Looking for information on security analysis (SAST, vulnerabilities, and hotspots)

Hi everyone,

We’ve recently onboarded several repos into SonarCloud, doing CI scans with Azure DevOps. A good chunk of them are showing 0 security vulnerabilities and 0 hotspots to review. This has caused some concerns with leadership because typically, static analysis tools will generate many findings and then let you prioritize which to fix (Veracode, Checkmarx, Contrast all behave this way, in our experience). So this has raised some questions about whether this feature is working as expected.

  • Is there any Sonar-official statement on their approach to generating SAST findings and the reasoning behind that, maybe with a comparison to other products in the field?

  • Are there scan logs or other things we can check to verify that the security-related rules did in fact get checked at some point during the analysis? If so, where can we find them? If this has to be enabled with additional parameters/arguments to our scan jobs, where can I find the docs for those?

Thanks!

Hey there.

Philosophically, we would prefer to miss some true issues than flood users with false-positives. This is part of our developer-friendly approach – as soon as a tool starts making noise… it tends to be treated as noise.

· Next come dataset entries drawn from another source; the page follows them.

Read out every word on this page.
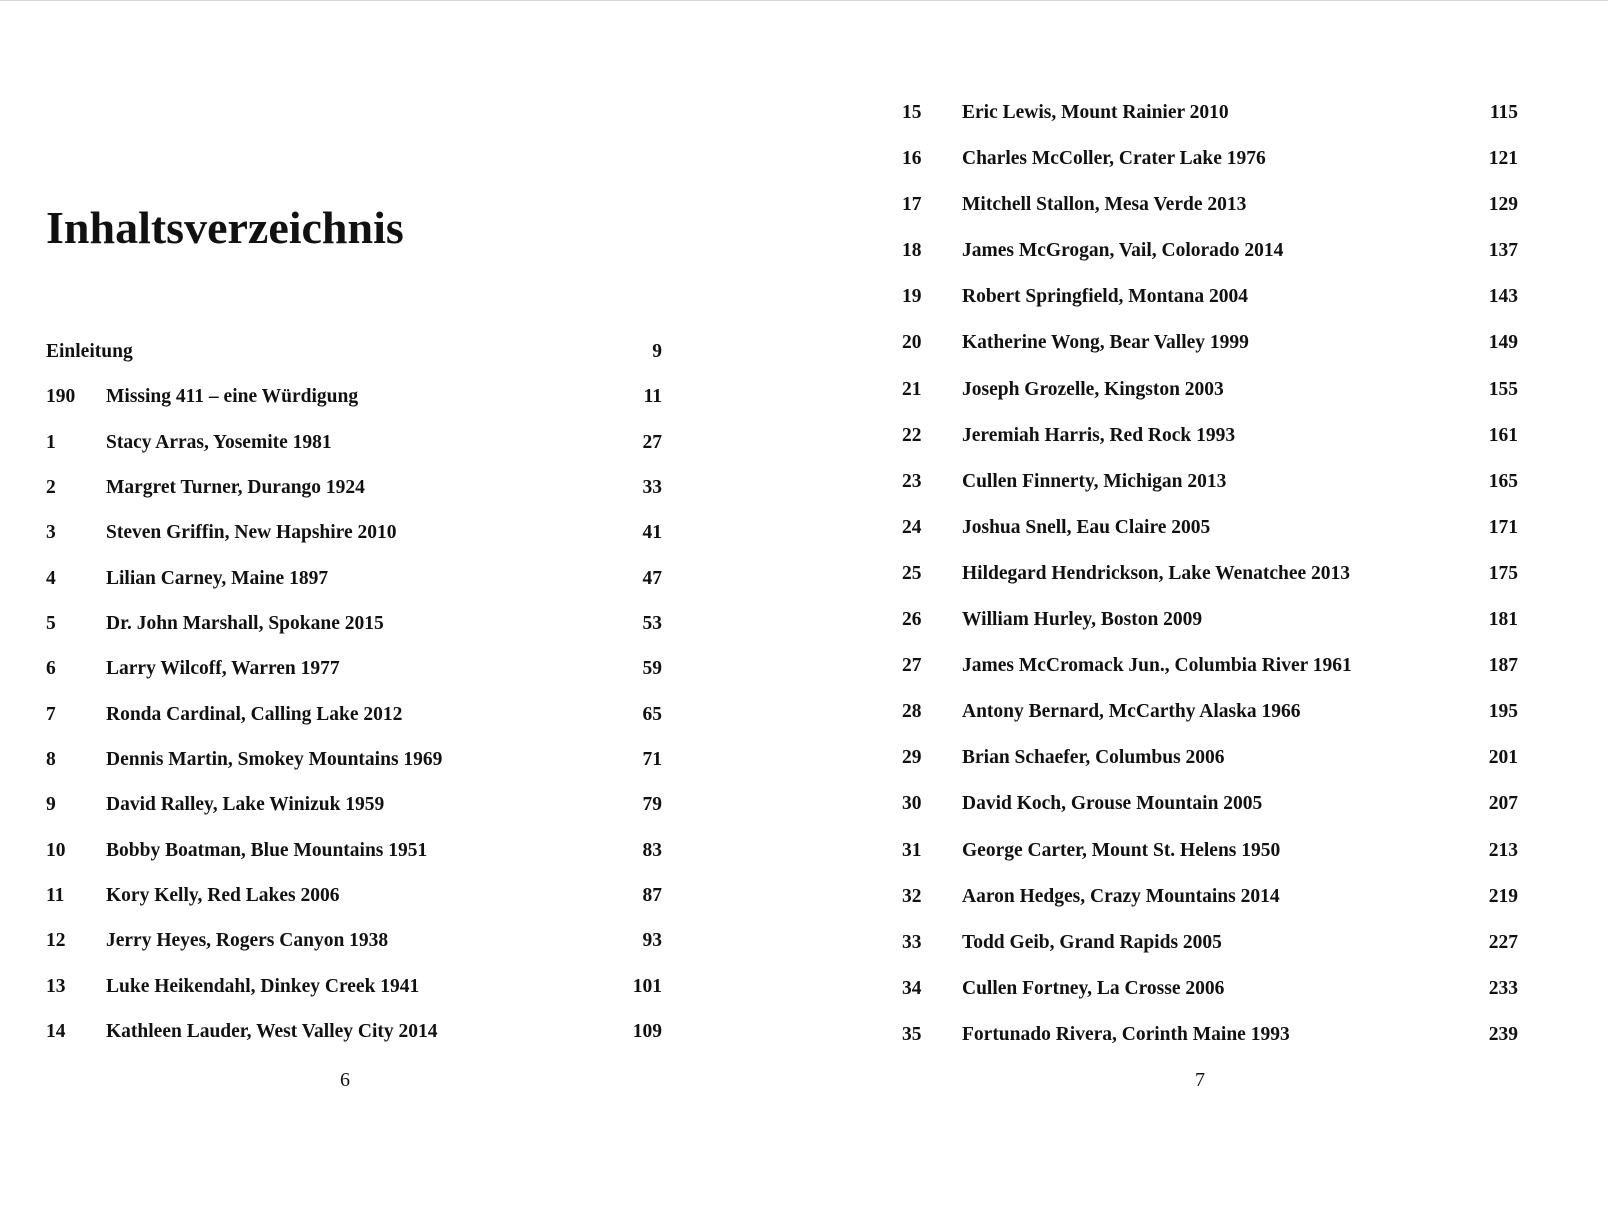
Inhaltsverzeichnis
Einleitung	9
190 Missing 411 – eine Würdigung	11
1	Stacy Arras, Yosemite 1981	27
2	Margret Turner, Durango 1924	33
3	Steven Griffin, New Hapshire 2010	41
4	Lilian Carney, Maine 1897	47
5	Dr. John Marshall, Spokane 2015	53
6	Larry Wilcoff, Warren 1977	59
7	Ronda Cardinal, Calling Lake 2012	65
8	Dennis Martin, Smokey Mountains 1969	71
9	David Ralley, Lake Winizuk 1959	79
10 Bobby Boatman, Blue Mountains 1951	83
11 Kory Kelly, Red Lakes 2006	87
12 Jerry Heyes, Rogers Canyon 1938	93
13 Luke Heikendahl, Dinkey Creek 1941	101
14 Kathleen Lauder, West Valley City 2014	109
6
15 Eric Lewis, Mount Rainier 2010	115
16 Charles McColler, Crater Lake 1976	121
17 Mitchell Stallon, Mesa Verde 2013	129
18 James McGrogan, Vail, Colorado 2014	137
19 Robert Springfield, Montana 2004	143
20 Katherine Wong, Bear Valley 1999	149
21 Joseph Grozelle, Kingston 2003	155
22 Jeremiah Harris, Red Rock 1993	161
23 Cullen Finnerty, Michigan 2013	165
24 Joshua Snell, Eau Claire 2005	171
25 Hildegard Hendrickson, Lake Wenatchee 2013	175
26 William Hurley, Boston 2009	181
27 James McCromack Jun., Columbia River 1961	187
28 Antony Bernard, McCarthy Alaska 1966	195
29 Brian Schaefer, Columbus 2006	201
30 David Koch, Grouse Mountain 2005	207
31 George Carter, Mount St. Helens 1950	213
32 Aaron Hedges, Crazy Mountains 2014	219
33 Todd Geib, Grand Rapids 2005	227
34 Cullen Fortney, La Crosse 2006	233
35 Fortunado Rivera, Corinth Maine 1993	239
7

That being said, we score very well across a number of benchmarks on a number of languages:

  • Java: 93% TPR (on average)
  • C#: 90% TPR (on average)
  • Python: 92% TPR (on average)

What language(s) are you trying to analyze? Have you run analyses on the main branch of the project? Are issues of other types appearing (Code Smells, Bugs)?

1 Like

Heyo, sorry for the delayed response.

We are getting other types of findings on the projects in question. They’re C# and TypeScript. Analyses are happening on the main branch and several short-lived feature branches.

I was able to find out how to get detailed logging to occur during runs (messing with the verbose/debug logging parameters) and I saw the entries for the security-related rule sets, so I was able to confirm they’re running correctly.

Thanks for the info and I don’t disagree with the approach! I’ll pass this information along. Appreciated!

This topic was automatically closed 7 days after the last reply. New replies are no longer allowed.